For my second attempt I would use a plastic fermenting bucket instead. It might have been okay if I hadn't placed the carboy in the sink, although to be safe I would at least cool the liquid in the metal pot before transferring it to a carboy if I didn't want to use a plastic fermenter. Below is an image of the honey I bought from Costco.
For my second attempt I believe I still used the Wyeast Dry Mead (4632) yeast, although I am not completely sure that was the case. I may have already cracked the inner packet before I ruined the first batch and it is possible I chose Wyeast Sweet Mead (4184) yeast for my second attempt.
I completed the same steps for my second attempt but used a plastic fermenter instead of a glass carboy. I placed the fermenter in the sink with cold water and waited for the temperature to drop. Once it got low enough I added the rest of the water to get to five gallons and then pitched the yeast. From what I can remember it took longer for the yeast to get going than it normally does for beer or cider. The original gravity was 1.089. After 58 days in the primary fermenter I transferred it to a glass carboy, the specific gravity during the transfer was 1.027. The image below on the left shows the mead in the glass carboy, the image on the right shows a glass of the finished product.
I placed the mead in a keg (I did not force carbonate) after 136 days in the secondary container, for a total of 194 days. The final gravity was 1.021; the alcohol content was 8.9%.

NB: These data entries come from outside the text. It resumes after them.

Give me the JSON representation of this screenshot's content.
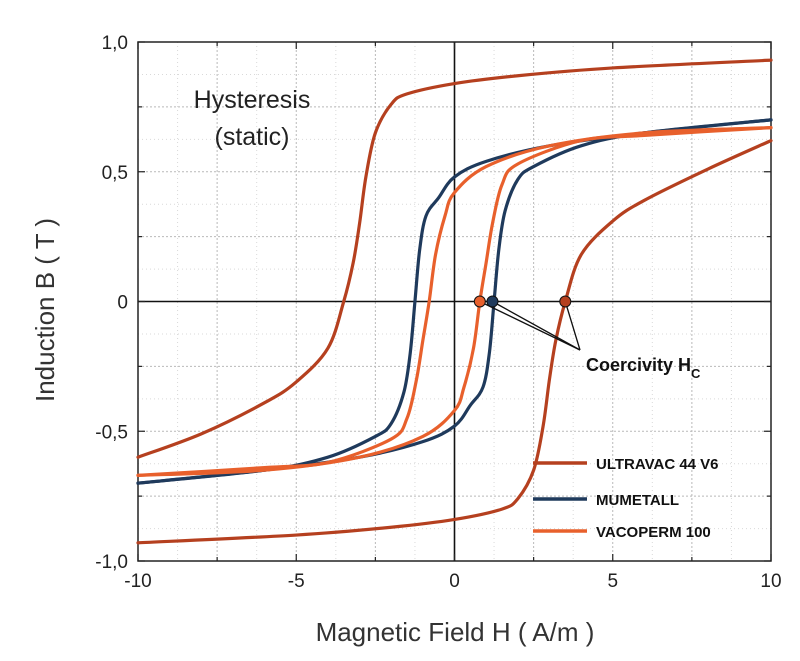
{
  "chart_data": {
    "type": "line",
    "title": "",
    "annotation_title": [
      "Hysteresis",
      "(static)"
    ],
    "xlabel": "Magnetic Field H ( A/m )",
    "ylabel": "Induction B ( T )",
    "xlim": [
      -10,
      10
    ],
    "ylim": [
      -1.0,
      1.0
    ],
    "x_ticks": [
      -10,
      -5,
      0,
      5,
      10
    ],
    "x_tick_labels": [
      "-10",
      "-5",
      "0",
      "5",
      "10"
    ],
    "y_ticks": [
      -1.0,
      -0.5,
      0,
      0.5,
      1.0
    ],
    "y_tick_labels": [
      "-1,0",
      "-0,5",
      "0",
      "0,5",
      "1,0"
    ],
    "grid": true,
    "legend_position": "bottom-right",
    "coercivity_label": "Coercivity H",
    "coercivity_subscript": "C",
    "series": [
      {
        "name": "ULTRAVAC 44 V6",
        "color": "#b5401f",
        "coercivity": 3.5,
        "upper": [
          [
            -10,
            -0.6
          ],
          [
            -8,
            -0.51
          ],
          [
            -6,
            -0.39
          ],
          [
            -5,
            -0.31
          ],
          [
            -4,
            -0.18
          ],
          [
            -3.5,
            0.0
          ],
          [
            -3.2,
            0.15
          ],
          [
            -3,
            0.3
          ],
          [
            -2.8,
            0.48
          ],
          [
            -2.5,
            0.65
          ],
          [
            -2,
            0.76
          ],
          [
            -1.5,
            0.8
          ],
          [
            0,
            0.84
          ],
          [
            2,
            0.87
          ],
          [
            5,
            0.9
          ],
          [
            10,
            0.93
          ]
        ],
        "lower": [
          [
            -10,
            -0.93
          ],
          [
            -5,
            -0.9
          ],
          [
            -2,
            -0.87
          ],
          [
            0,
            -0.84
          ],
          [
            1.5,
            -0.8
          ],
          [
            2,
            -0.76
          ],
          [
            2.5,
            -0.65
          ],
          [
            2.8,
            -0.48
          ],
          [
            3,
            -0.3
          ],
          [
            3.2,
            -0.15
          ],
          [
            3.5,
            0.0
          ],
          [
            4,
            0.18
          ],
          [
            5,
            0.31
          ],
          [
            6,
            0.39
          ],
          [
            8,
            0.51
          ],
          [
            10,
            0.62
          ]
        ]
      },
      {
        "name": "MUMETALL",
        "color": "#1f3a5c",
        "coercivity": 1.2,
        "upper": [
          [
            -10,
            -0.7
          ],
          [
            -6,
            -0.65
          ],
          [
            -4,
            -0.6
          ],
          [
            -2.5,
            -0.52
          ],
          [
            -2,
            -0.47
          ],
          [
            -1.6,
            -0.35
          ],
          [
            -1.4,
            -0.2
          ],
          [
            -1.25,
            0.0
          ],
          [
            -1.1,
            0.2
          ],
          [
            -0.9,
            0.33
          ],
          [
            -0.5,
            0.4
          ],
          [
            0,
            0.48
          ],
          [
            1,
            0.54
          ],
          [
            3,
            0.6
          ],
          [
            6,
            0.65
          ],
          [
            10,
            0.7
          ]
        ],
        "lower": [
          [
            -10,
            -0.7
          ],
          [
            -6,
            -0.65
          ],
          [
            -3,
            -0.6
          ],
          [
            -1,
            -0.54
          ],
          [
            0,
            -0.48
          ],
          [
            0.5,
            -0.4
          ],
          [
            0.9,
            -0.33
          ],
          [
            1.1,
            -0.2
          ],
          [
            1.25,
            0.0
          ],
          [
            1.4,
            0.2
          ],
          [
            1.6,
            0.35
          ],
          [
            2,
            0.47
          ],
          [
            2.5,
            0.52
          ],
          [
            4,
            0.6
          ],
          [
            6,
            0.65
          ],
          [
            10,
            0.7
          ]
        ]
      },
      {
        "name": "VACOPERM 100",
        "color": "#e8602c",
        "coercivity": 0.8,
        "upper": [
          [
            -10,
            -0.67
          ],
          [
            -6,
            -0.64
          ],
          [
            -4,
            -0.62
          ],
          [
            -2,
            -0.53
          ],
          [
            -1.5,
            -0.45
          ],
          [
            -1.2,
            -0.3
          ],
          [
            -1,
            -0.15
          ],
          [
            -0.8,
            0.0
          ],
          [
            -0.6,
            0.18
          ],
          [
            -0.3,
            0.33
          ],
          [
            0,
            0.42
          ],
          [
            1,
            0.52
          ],
          [
            3,
            0.6
          ],
          [
            6,
            0.65
          ],
          [
            10,
            0.67
          ]
        ],
        "lower": [
          [
            -10,
            -0.67
          ],
          [
            -6,
            -0.65
          ],
          [
            -3,
            -0.6
          ],
          [
            -1,
            -0.52
          ],
          [
            0,
            -0.42
          ],
          [
            0.3,
            -0.33
          ],
          [
            0.6,
            -0.18
          ],
          [
            0.8,
            0.0
          ],
          [
            1,
            0.15
          ],
          [
            1.2,
            0.3
          ],
          [
            1.5,
            0.45
          ],
          [
            2,
            0.53
          ],
          [
            4,
            0.62
          ],
          [
            6,
            0.64
          ],
          [
            10,
            0.67
          ]
        ]
      }
    ]
  }
}
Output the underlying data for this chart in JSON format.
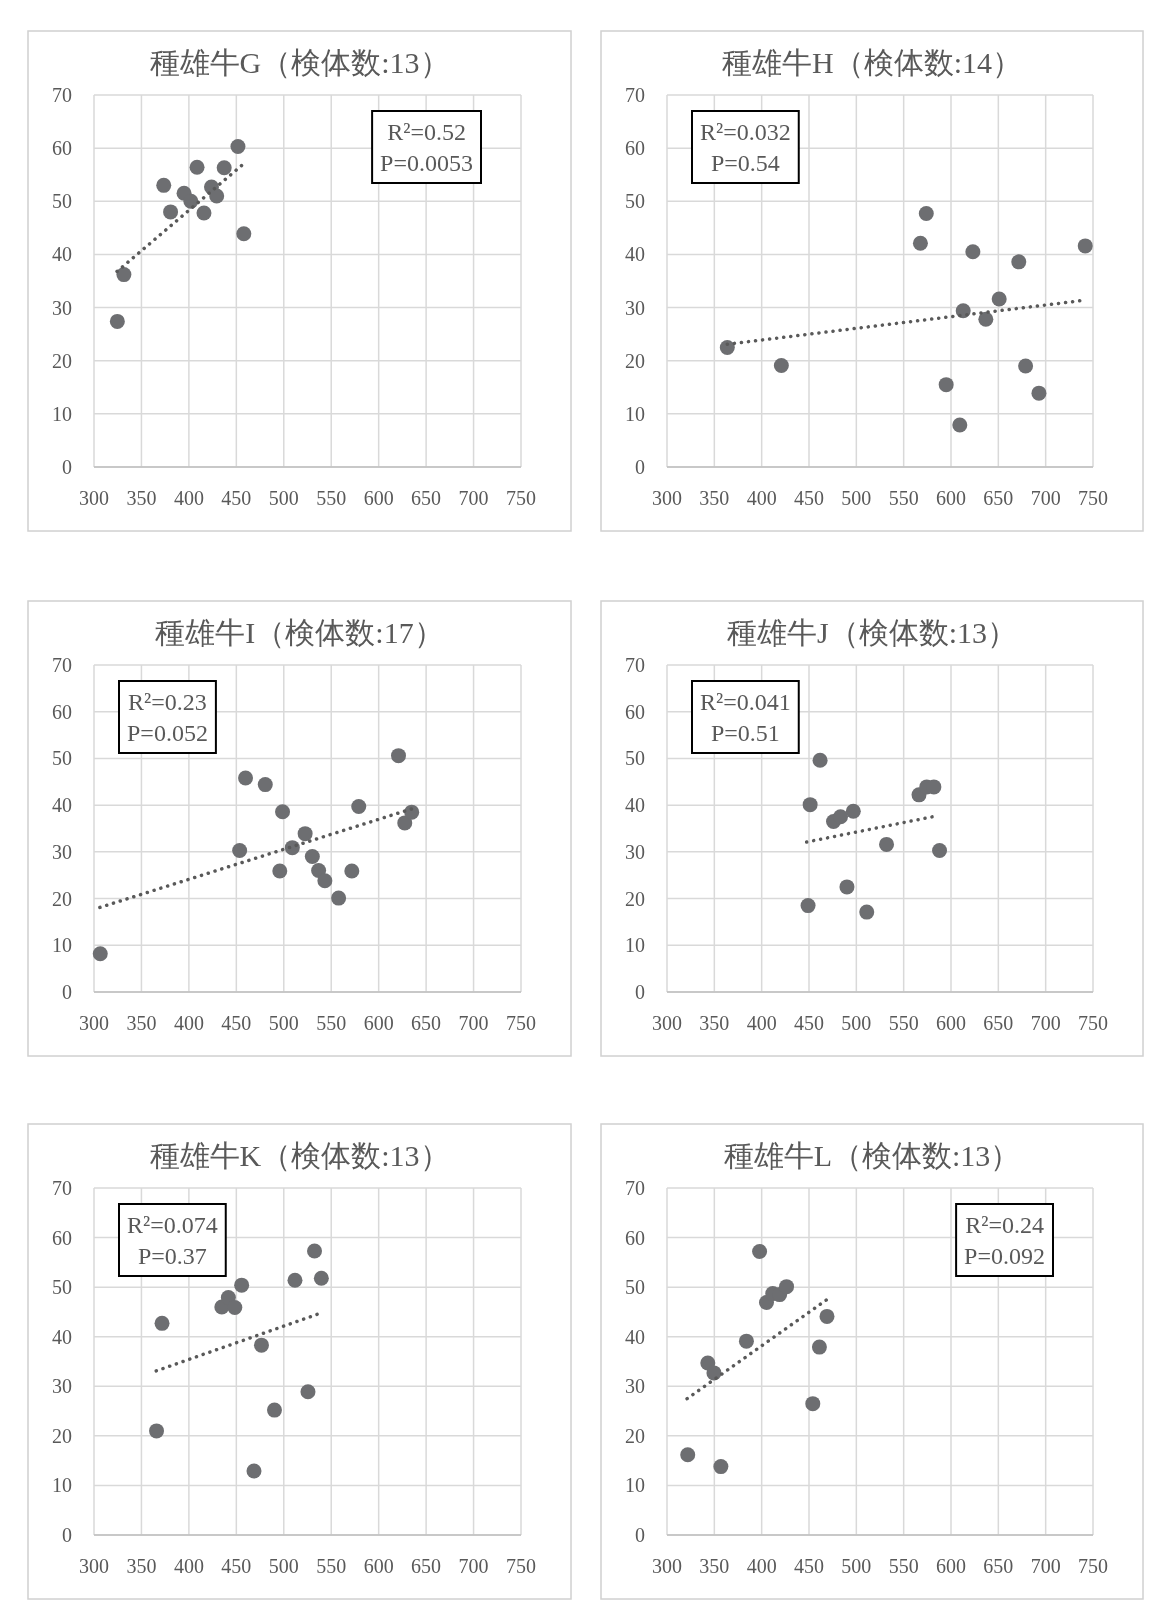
{
  "chart_data": [
    {
      "type": "scatter",
      "title": "種雄牛G（検体数:13）",
      "xlim": [
        300,
        750
      ],
      "xticks": [
        300,
        350,
        400,
        450,
        500,
        550,
        600,
        650,
        700,
        750
      ],
      "ylim": [
        0,
        70
      ],
      "yticks": [
        0,
        10,
        20,
        30,
        40,
        50,
        60,
        70
      ],
      "grid": true,
      "annotations": [
        "R²=0.52",
        "P=0.0053"
      ],
      "series": [
        {
          "type": "scatter",
          "marker": "circle",
          "color": "#6d6e71",
          "x": [
            324.6,
            331.5,
            373.5,
            380.7,
            394.9,
            402.1,
            408.6,
            415.9,
            423.8,
            429.3,
            437.2,
            451.7,
            457.9
          ],
          "values": [
            27.4,
            36.2,
            53.0,
            48.0,
            51.5,
            50.0,
            56.4,
            47.8,
            52.7,
            51.0,
            56.3,
            60.3,
            43.9
          ]
        },
        {
          "type": "line",
          "line_style": "dotted",
          "color": "#595959",
          "x": [
            324.3,
            458.6
          ],
          "values": [
            36.8,
            57.2
          ]
        }
      ]
    },
    {
      "type": "scatter",
      "title": "種雄牛H（検体数:14）",
      "xlim": [
        300,
        750
      ],
      "xticks": [
        300,
        350,
        400,
        450,
        500,
        550,
        600,
        650,
        700,
        750
      ],
      "ylim": [
        0,
        70
      ],
      "yticks": [
        0,
        10,
        20,
        30,
        40,
        50,
        60,
        70
      ],
      "grid": true,
      "annotations": [
        "R²=0.032",
        "P=0.54"
      ],
      "series": [
        {
          "type": "scatter",
          "marker": "circle",
          "color": "#6d6e71",
          "x": [
            363.7,
            420.8,
            567.7,
            573.9,
            594.9,
            609.3,
            612.9,
            623.1,
            636.8,
            650.9,
            671.6,
            678.8,
            692.9,
            741.8
          ],
          "values": [
            22.5,
            19.1,
            42.1,
            47.7,
            15.5,
            7.9,
            29.4,
            40.5,
            27.8,
            31.6,
            38.6,
            19.0,
            13.9,
            41.6
          ]
        },
        {
          "type": "line",
          "line_style": "dotted",
          "color": "#595959",
          "x": [
            363.7,
            737.1
          ],
          "values": [
            23.1,
            31.3
          ]
        }
      ]
    },
    {
      "type": "scatter",
      "title": "種雄牛I（検体数:17）",
      "xlim": [
        300,
        750
      ],
      "xticks": [
        300,
        350,
        400,
        450,
        500,
        550,
        600,
        650,
        700,
        750
      ],
      "ylim": [
        0,
        70
      ],
      "yticks": [
        0,
        10,
        20,
        30,
        40,
        50,
        60,
        70
      ],
      "grid": true,
      "annotations": [
        "R²=0.23",
        "P=0.052"
      ],
      "series": [
        {
          "type": "scatter",
          "marker": "circle",
          "color": "#6d6e71",
          "x": [
            306.6,
            453.5,
            459.7,
            480.5,
            495.8,
            498.7,
            509.0,
            522.5,
            530.1,
            536.7,
            543.3,
            557.8,
            571.7,
            579.0,
            620.9,
            627.5,
            634.8
          ],
          "values": [
            8.2,
            30.3,
            45.8,
            44.4,
            25.9,
            38.6,
            30.9,
            33.9,
            29.0,
            26.0,
            23.8,
            20.1,
            25.9,
            39.7,
            50.6,
            36.2,
            38.5
          ]
        },
        {
          "type": "line",
          "line_style": "dotted",
          "color": "#595959",
          "x": [
            306.2,
            634.8
          ],
          "values": [
            18.1,
            39.2
          ]
        }
      ]
    },
    {
      "type": "scatter",
      "title": "種雄牛J（検体数:13）",
      "xlim": [
        300,
        750
      ],
      "xticks": [
        300,
        350,
        400,
        450,
        500,
        550,
        600,
        650,
        700,
        750
      ],
      "ylim": [
        0,
        70
      ],
      "yticks": [
        0,
        10,
        20,
        30,
        40,
        50,
        60,
        70
      ],
      "grid": true,
      "annotations": [
        "R²=0.041",
        "P=0.51"
      ],
      "series": [
        {
          "type": "scatter",
          "marker": "circle",
          "color": "#6d6e71",
          "x": [
            449.0,
            451.2,
            461.7,
            475.9,
            483.3,
            490.1,
            496.8,
            511.0,
            531.9,
            566.2,
            574.4,
            581.9,
            587.9
          ],
          "values": [
            18.5,
            40.1,
            49.6,
            36.5,
            37.5,
            22.5,
            38.7,
            17.1,
            31.6,
            42.2,
            43.9,
            43.9,
            30.3
          ]
        },
        {
          "type": "line",
          "line_style": "dotted",
          "color": "#595959",
          "x": [
            447.5,
            582.7
          ],
          "values": [
            32.1,
            37.6
          ]
        }
      ]
    },
    {
      "type": "scatter",
      "title": "種雄牛K（検体数:13）",
      "xlim": [
        300,
        750
      ],
      "xticks": [
        300,
        350,
        400,
        450,
        500,
        550,
        600,
        650,
        700,
        750
      ],
      "ylim": [
        0,
        70
      ],
      "yticks": [
        0,
        10,
        20,
        30,
        40,
        50,
        60,
        70
      ],
      "grid": true,
      "annotations": [
        "R²=0.074",
        "P=0.37"
      ],
      "series": [
        {
          "type": "scatter",
          "marker": "circle",
          "color": "#6d6e71",
          "x": [
            365.9,
            371.7,
            434.7,
            441.6,
            448.4,
            455.6,
            468.6,
            476.5,
            490.2,
            511.8,
            525.5,
            532.4,
            539.6
          ],
          "values": [
            21.0,
            42.7,
            46.0,
            47.9,
            45.9,
            50.4,
            12.9,
            38.3,
            25.2,
            51.4,
            28.9,
            57.3,
            51.8
          ]
        },
        {
          "type": "line",
          "line_style": "dotted",
          "color": "#595959",
          "x": [
            365.6,
            539.6
          ],
          "values": [
            33.1,
            44.8
          ]
        }
      ]
    },
    {
      "type": "scatter",
      "title": "種雄牛L（検体数:13）",
      "xlim": [
        300,
        750
      ],
      "xticks": [
        300,
        350,
        400,
        450,
        500,
        550,
        600,
        650,
        700,
        750
      ],
      "ylim": [
        0,
        70
      ],
      "yticks": [
        0,
        10,
        20,
        30,
        40,
        50,
        60,
        70
      ],
      "grid": true,
      "annotations": [
        "R²=0.24",
        "P=0.092"
      ],
      "series": [
        {
          "type": "scatter",
          "marker": "circle",
          "color": "#6d6e71",
          "x": [
            321.9,
            343.1,
            349.6,
            356.9,
            383.9,
            397.8,
            405.1,
            411.7,
            419.0,
            426.3,
            454.0,
            461.0,
            469.0
          ],
          "values": [
            16.2,
            34.7,
            32.7,
            13.8,
            39.1,
            57.2,
            46.9,
            48.7,
            48.5,
            50.1,
            26.5,
            37.9,
            44.1
          ]
        },
        {
          "type": "line",
          "line_style": "dotted",
          "color": "#595959",
          "x": [
            321.2,
            468.2
          ],
          "values": [
            27.5,
            47.4
          ]
        }
      ]
    }
  ]
}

I was pleased with the results considering I used bulk honey from Costco and had never made mead before. The quality and taste seemed comparable to a bottle of mead I bought at a store in Seattle for around $15. I would like my next batch to be a bit drier and have a higher alcohol content. I have heard mead containing only honey does not have the nutrients yeast requires to convert a high percentage of sugar into alcohol, I don’t know if this is the reason my final gravity was still a bit high.